Kebijakan perdagangan Amerika Serikat kembali memasuki babak baru yang lebih agresif. Section 232 dari Trade Expansion Act of 1962, yang sejak 2018 menjadi instrumen proteksi industri baja dengan tarif 25 persen, kini diperkuat secara signifikan. Presiden Donald Trump tidak hanya menaikkan tarif baja hingga 50 persen, tetapi juga memperluas cakupannya ke produk turunan dan barang jadi berbasis baja. Inilah perbedaan mendasar dari kebijakan lama: proteksi tidak lagi berhenti pada produk baja, melainkan menjangkau seluruh rantai nilai hingga barang jadi dan komponen. Dengan langkah ini, Amerika Serikat menerapkan strategi Total Defense dalam perdagangan baja—perlindungan menyeluruh dari hulu hingga hilir.
Menutup Rapat Celah Impor
Eskalasi proteksi industri baja Amerika Serikat mencapai puncaknya pada Agustus 2025 ketika Departemen Perdagangan menambahkan 407 subpos HS baru ke dalam cakupan Section 232 dengan tarif 50 persen.
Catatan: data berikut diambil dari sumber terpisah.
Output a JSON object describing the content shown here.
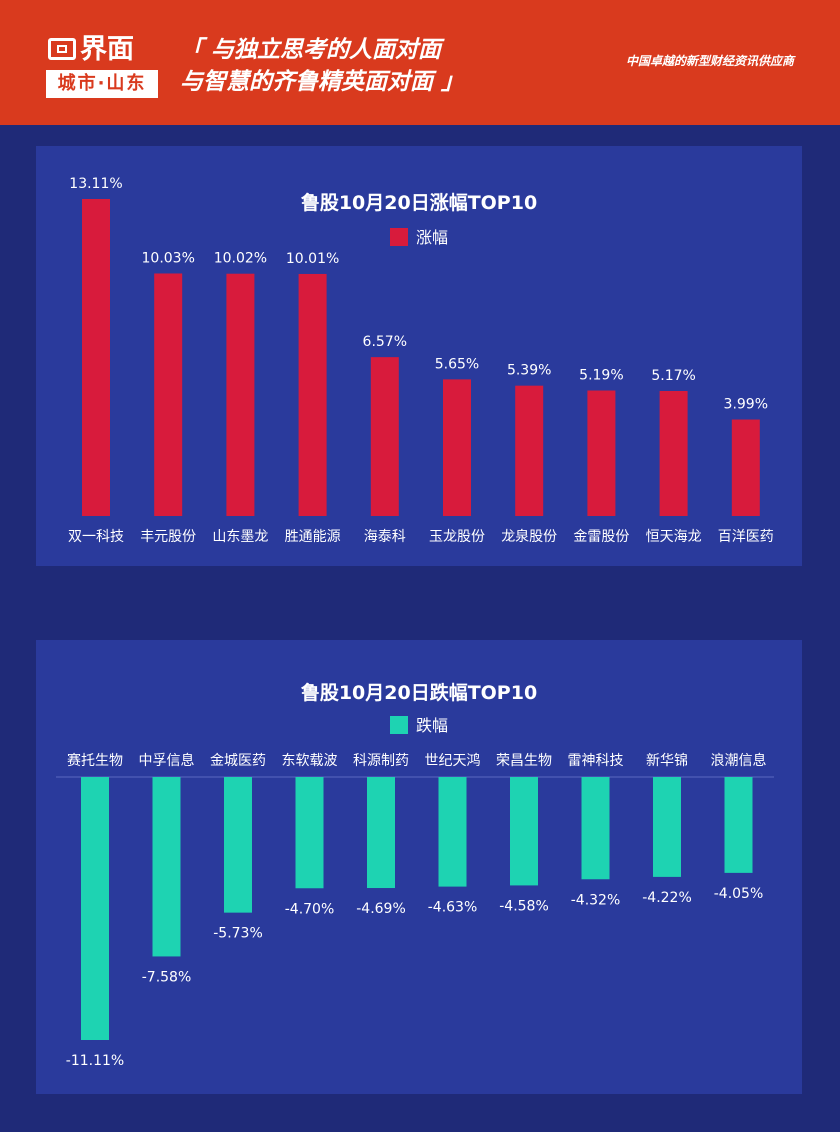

Cakupan tambahan ini tidak hanya mencakup berbagai bentuk produk baja, tetapi juga ratusan kategori barang jadi yang selama ini menjadi jalur alternatif bagi eksportir. Trailer truk, suku cadang otomotif, peralatan rumah tangga, hingga komponen kelistrikan dan knalpot otomotif kini resmi masuk ke dalam jaring tarif tersebut.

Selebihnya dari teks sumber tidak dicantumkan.